I installed RHEL 6.3 which by default comes with openib (Infiniband support software). I needed MLNX_OFED_LINUX-1.5.3-3.1.0-rhel6.3-x86_64.iso to be installed and so I extracted and ran ./mlnxofedinstall script. It removed the old Mellanox installables and drivers for a while but couldnt install due to lustre kernel. In curious, I installed it on default kernel.
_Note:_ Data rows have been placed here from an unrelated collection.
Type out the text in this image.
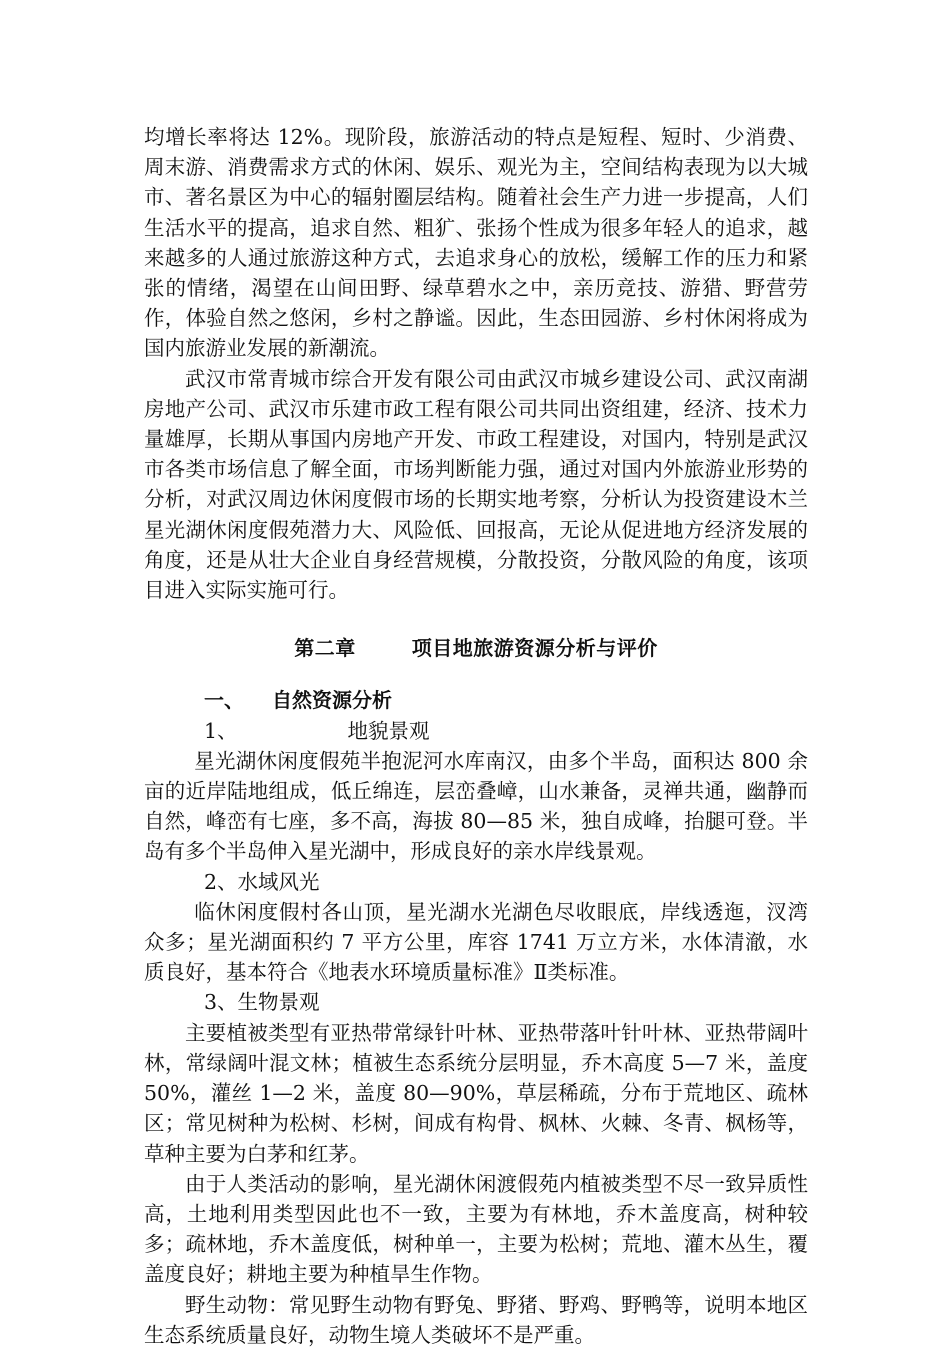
均增长率将达 12%。现阶段，旅游活动的特点是短程、短时、少消费、周末游、消费需求方式的休闲、娱乐、观光为主，空间结构表现为以大城市、著名景区为中心的辐射圈层结构。随着社会生产力进一步提高，人们生活水平的提高，追求自然、粗犷、张扬个性成为很多年轻人的追求，越来越多的人通过旅游这种方式，去追求身心的放松，缓解工作的压力和紧张的情绪，渴望在山间田野、绿草碧水之中，亲历竞技、游猎、野营劳作，体验自然之悠闲，乡村之静谧。因此，生态田园游、乡村休闲将成为国内旅游业发展的新潮流。

武汉市常青城市综合开发有限公司由武汉市城乡建设公司、武汉南湖房地产公司、武汉市乐建市政工程有限公司共同出资组建，经济、技术力量雄厚，长期从事国内房地产开发、市政工程建设，对国内，特别是武汉市各类市场信息了解全面，市场判断能力强，通过对国内外旅游业形势的分析，对武汉周边休闲度假市场的长期实地考察，分析认为投资建设木兰星光湖休闲度假苑潜力大、风险低、回报高，无论从促进地方经济发展的角度，还是从壮大企业自身经营规模，分散投资，分散风险的角度，该项目进入实际实施可行。

第二章	项目地旅游资源分析与评价

一、 自然资源分析

1、	地貌景观

星光湖休闲度假苑半抱泥河水库南汉，由多个半岛，面积达 800 余亩的近岸陆地组成，低丘绵连，层峦叠嶂，山水兼备，灵禅共通，幽静而自然，峰峦有七座，多不高，海拔 80—85 米，独自成峰，抬腿可登。半岛有多个半岛伸入星光湖中，形成良好的亲水岸线景观。

2、水域风光

临休闲度假村各山顶，星光湖水光湖色尽收眼底，岸线透迤，汊湾众多；星光湖面积约 7 平方公里，库容 1741 万立方米，水体清澈，水质良好，基本符合《地表水环境质量标准》Ⅱ类标准。

3、生物景观

主要植被类型有亚热带常绿针叶林、亚热带落叶针叶林、亚热带阔叶林，常绿阔叶混文林；植被生态系统分层明显，乔木高度 5—7 米，盖度 50%，灌丝 1—2 米，盖度 80—90%，草层稀疏，分布于荒地区、疏林区；常见树种为松树、杉树，间成有构骨、枫林、火棘、冬青、枫杨等，草种主要为白茅和红茅。

由于人类活动的影响，星光湖休闲渡假苑内植被类型不尽一致异质性高，土地利用类型因此也不一致，主要为有林地，乔木盖度高，树种较多；疏林地，乔木盖度低，树种单一，主要为松树；荒地、灌木丛生，覆盖度良好；耕地主要为种植旱生作物。

野生动物：常见野生动物有野兔、野猪、野鸡、野鸭等，说明本地区生态系统质量良好，动物生境人类破坏不是严重。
It went fine on default RHEL kernel. and While I rebooted and tried to get lustre up through lctl network up it threw error on MDS:


[root@oss2 ~]# modprobe lustre

WARNING: Error inserting fld (/lib/modules/2.6.32-279.14.1.el6_lustre.x86_64/updates/kernel/fs/lustre/fld.ko): Input/output error

WARNING: Error inserting fid (/lib/modules/2.6.32-279.14.1.el6_lustre.x86_64/updates/kernel/fs/lustre/fid.ko): Input/output error

WARNING: Error inserting mdc (/lib/modules/2.6.32-279.14.1.el6_lustre.x86_64/updates/kernel/fs/lustre/mdc.ko): Input/output error

WARNING: Error inserting osc (/lib/modules/2.6.32-279.14.1.el6_lustre.x86_64/updates/kernel/fs/lustre/osc.ko): Input/output error

WARNING: Error inserting lov (/lib/modules/2.6.32-279.14.1.el6_lustre.x86_64/updates/kernel/fs/lustre/lov.ko): Input/output error

FATAL: Error inserting lustre (/lib/modules/2.6.32-279.14.1.el6_lustre.x86_64/updates/kernel/fs/lustre/lustre.ko): Input/output error

[root@oss2 ~]# modprobe lnet

[root@oss2 ~]# lctl network up

LNET configure error 100: Network is down


Now it seemed I need to build OFED for lustre and I got this thread: http://thr3ads.net/lustre-discuss/2012/12/2164117-problem-with-installing-lustre-and-ofed


It suggested to do the following steps and I followed it line by line:


2.   boot into the lustre kernel
3.   in our /usr/src/lustre-2.1.2 directory built lustre against the 
Mellanox "Module.symvers" information (which is why you see the 
"Input/Output" errors on fid.ko, mdc.ko, osc.ko, lov.ko and because of the aforementioned items, the lustre.ko.   The MLNX version 1.8.5 that we needed was in the /usr/src/ofa_kernel directory (with the 
Module.symvers etc....)  We used the defaults other than the o2ib so 
our command in the /usr/src/lustre-2.1.2 directory looked like 
"./configure --with-o2ib=/usr/src/ofa_kernel" 
4.   next we issued "make"
5.   next we chose to run a "make rpms" command so that we could have rpms for our system for cluster re-building 

But even this failed to get my lustre up.modprobe lnet work but lctl network up doesnt. 

 lctl list_nids
IOC_LIBCFS_GET_NI error 100: Network is down



My ifconfig shows:


ib0       Link encap:InfiniBand  HWaddr 80:00:00:48:FE:80:00:00:00:00:00:00:00:00:00:00:00:00:00:00

          inet addr:192.168.1.2  Bcast:192.168.1.255  Mask:255.255.255.0

          inet6 addr: fe80::202:c903:b:8b85/64 Scope:Link

          UP BROADCAST RUNNING MULTICAST  MTU:65520  Metric:1

          RX packets:2628 errors:0 dropped:0 overruns:0 frame:0

          TX packets:20 errors:0 dropped:0 overruns:0 carrier:0

          collisions:0 txqueuelen:1024

          RX bytes:155819 (152.1 KiB)  TX bytes:3503 (3.4 KiB)


uname -arn

Linux oss2 2.6.32-279.14.1.el6_lustre.x86_64 #1 SMP Fri Dec 14 23:22:17 PST 2012 x86_64 x86_64 x86_64 GNU/Linux




I did tried running kernel support script under MLNX directory and it did installed RPM but no luck with lctl list_nids . Can anyone suggest how to fix it?